Go, Scala and Clojure all reject their parents verbosity. Why did they have to use so many words? Couldn't they just get to the damn point without rambling and repeating themselves? First sign of senility, dude.

On to the environment. The new generation exists in a different, faster, less forgiving environment than its parents. The new generation has had to adapt to keep up. While their parents would get themselves into trouble trying to do more than one thing at once, the new generation excels at it. Go can keep hundreds of thousands of plates spinning where Java would have had a heart attack keeping up just a few hundred.

So who is likely to be the star of the new generation?

Rich-kid Scala certainly has the best pedigree and is the one least likely to upset the parents when brought home. Expect to see it around the more respectable and more academic districts.

Clojure's forbears have been around forever and proved hard to shift from their hosts. No doubt Clojure will show the same epidemiology.

Go has a nice internship with a big company, which could be its launchpad to better things. Who knows?

Whatever, good luck to them all. May they go forth and prosper. And of course sire the next next generation.

Friday 1 July 2011

Scala: coming to a course near you very soon

Java has been the default teaching language in computer science now for over a decade, and it served its purpose. But times have move on. Java is looking increasingly dated, but what is there to replace it? The answer is most likely Scala.

Why Scala? Because it ticks all the computer science boxes. Higher-order functions? Tick. Consistent object model? Tick. The static type system to end all static type systems? Tick. Call by name? Tick. Enough functional gloss to shut up the refugee mathematicians pure computer scientists? Tick.

Fair play to Martin Odersky. He's taken all the good bits from the last fifty-odd years of programming language design and – the hubris of it – managed to shoe-horn them into one surprisingly neat language.

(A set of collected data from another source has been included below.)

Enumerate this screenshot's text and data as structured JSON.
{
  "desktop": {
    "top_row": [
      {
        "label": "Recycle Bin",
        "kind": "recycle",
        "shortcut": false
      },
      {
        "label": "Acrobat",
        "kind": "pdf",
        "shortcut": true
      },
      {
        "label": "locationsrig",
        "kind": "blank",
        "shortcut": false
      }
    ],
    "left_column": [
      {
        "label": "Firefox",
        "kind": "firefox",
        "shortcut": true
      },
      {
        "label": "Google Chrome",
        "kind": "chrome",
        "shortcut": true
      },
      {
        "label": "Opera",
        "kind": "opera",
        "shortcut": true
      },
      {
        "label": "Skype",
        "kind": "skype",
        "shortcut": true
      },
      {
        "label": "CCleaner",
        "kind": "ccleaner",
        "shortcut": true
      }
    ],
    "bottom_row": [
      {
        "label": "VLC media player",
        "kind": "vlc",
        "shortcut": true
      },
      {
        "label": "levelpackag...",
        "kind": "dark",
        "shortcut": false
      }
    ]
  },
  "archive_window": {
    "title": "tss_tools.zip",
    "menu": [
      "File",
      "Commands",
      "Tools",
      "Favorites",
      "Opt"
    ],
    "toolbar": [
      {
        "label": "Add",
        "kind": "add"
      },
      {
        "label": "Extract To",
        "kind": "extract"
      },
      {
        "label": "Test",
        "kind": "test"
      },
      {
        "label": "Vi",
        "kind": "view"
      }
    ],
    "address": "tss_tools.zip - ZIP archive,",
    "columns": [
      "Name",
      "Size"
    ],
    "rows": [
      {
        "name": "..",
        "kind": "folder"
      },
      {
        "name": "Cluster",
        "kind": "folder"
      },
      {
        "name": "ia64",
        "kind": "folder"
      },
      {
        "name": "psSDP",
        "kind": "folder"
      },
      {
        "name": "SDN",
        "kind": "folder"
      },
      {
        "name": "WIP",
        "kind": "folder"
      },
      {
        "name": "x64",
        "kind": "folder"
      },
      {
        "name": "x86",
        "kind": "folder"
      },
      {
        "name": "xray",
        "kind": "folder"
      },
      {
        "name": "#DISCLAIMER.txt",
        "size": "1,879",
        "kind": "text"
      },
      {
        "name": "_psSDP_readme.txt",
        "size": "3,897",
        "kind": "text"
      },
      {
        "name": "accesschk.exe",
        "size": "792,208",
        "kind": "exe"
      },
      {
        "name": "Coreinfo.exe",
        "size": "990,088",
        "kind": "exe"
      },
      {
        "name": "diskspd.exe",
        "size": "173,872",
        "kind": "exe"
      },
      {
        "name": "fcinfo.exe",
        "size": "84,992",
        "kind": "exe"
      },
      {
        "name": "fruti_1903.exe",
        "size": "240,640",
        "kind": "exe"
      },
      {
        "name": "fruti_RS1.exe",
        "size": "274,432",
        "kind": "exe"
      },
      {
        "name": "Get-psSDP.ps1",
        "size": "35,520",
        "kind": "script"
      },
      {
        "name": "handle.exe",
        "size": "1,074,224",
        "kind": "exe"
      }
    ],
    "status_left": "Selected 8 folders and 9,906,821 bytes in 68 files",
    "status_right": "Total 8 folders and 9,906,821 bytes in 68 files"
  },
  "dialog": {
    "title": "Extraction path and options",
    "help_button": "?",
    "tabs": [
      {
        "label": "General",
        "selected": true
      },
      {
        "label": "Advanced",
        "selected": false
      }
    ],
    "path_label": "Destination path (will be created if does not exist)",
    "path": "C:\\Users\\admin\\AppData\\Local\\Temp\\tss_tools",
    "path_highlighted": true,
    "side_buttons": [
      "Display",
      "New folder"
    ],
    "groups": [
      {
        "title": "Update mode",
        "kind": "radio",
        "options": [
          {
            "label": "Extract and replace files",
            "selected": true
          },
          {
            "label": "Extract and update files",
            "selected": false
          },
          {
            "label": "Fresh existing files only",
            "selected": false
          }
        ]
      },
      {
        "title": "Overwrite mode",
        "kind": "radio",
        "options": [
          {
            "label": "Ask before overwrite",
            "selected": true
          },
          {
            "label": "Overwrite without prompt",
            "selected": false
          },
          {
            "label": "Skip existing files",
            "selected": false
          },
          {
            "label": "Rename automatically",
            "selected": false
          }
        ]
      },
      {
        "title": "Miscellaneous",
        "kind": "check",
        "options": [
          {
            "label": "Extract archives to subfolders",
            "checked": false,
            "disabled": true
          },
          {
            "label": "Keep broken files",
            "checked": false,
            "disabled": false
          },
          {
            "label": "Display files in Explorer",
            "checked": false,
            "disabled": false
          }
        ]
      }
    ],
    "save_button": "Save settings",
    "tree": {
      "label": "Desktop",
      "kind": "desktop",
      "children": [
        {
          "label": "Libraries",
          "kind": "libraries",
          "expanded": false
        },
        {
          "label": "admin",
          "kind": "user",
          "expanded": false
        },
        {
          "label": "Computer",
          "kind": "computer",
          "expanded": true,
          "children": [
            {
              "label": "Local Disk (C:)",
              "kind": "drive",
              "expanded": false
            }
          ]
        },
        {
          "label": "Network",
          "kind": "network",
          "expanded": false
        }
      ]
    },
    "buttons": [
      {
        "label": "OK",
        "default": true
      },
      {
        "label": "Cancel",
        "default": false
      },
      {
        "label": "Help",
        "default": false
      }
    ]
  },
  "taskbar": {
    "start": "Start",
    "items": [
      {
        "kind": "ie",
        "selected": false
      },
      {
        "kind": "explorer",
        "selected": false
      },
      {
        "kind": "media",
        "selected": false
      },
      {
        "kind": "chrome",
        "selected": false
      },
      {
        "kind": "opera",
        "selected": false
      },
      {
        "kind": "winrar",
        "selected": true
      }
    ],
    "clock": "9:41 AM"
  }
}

And who could possible resist a language in which you can code infinitely long lists without having to resort to Haskell? Call by name, for heaven sake! How, since the passing of Algol, did we live without it? How cool is this:

class LazyList[T](h: T, t: => LazyList[T]) {
  def head = h
  def tail = t
}

implicit def lazyCons[T](h: T) =
  new {
    def :=> (t: => LazyList[T]): LazyList[T] =
      new LazyList(h, t)
  }

def zip[T, S](l1: LazyList[T], l2: LazyList[S]): LazyList[(T, S)] =
  (l1.head, l2.head) :=> zip(l1.tail, l2.tail)

def map[T, S](f: T => S, l: LazyList[T]): LazyList[S] =
  f(l.head) :=> map(f, l.tail)

def addPair(t: (Int, Int)) = t._1 + t._2

def fib: LazyList[Int] =
  1 :=> (1 :=> map(addPair, zip(fib, fib.tail)))

var l = fib
for (i <- 1 to 20) {
  println(l.head)
  l = l.tail 
} 
  
From a teaching angle Scala looks good too. No more semicolons to forget. Type inference to hide a lot of nastiness that comes with static typing. The interpreter to make println("Hello, World") work without the embarrassment of scaffolding needed in Java. The return of thin-end-first learning. But with a production ready language. Sweet.

So, Scala. Coming to a programming course near you soon. No bad thing.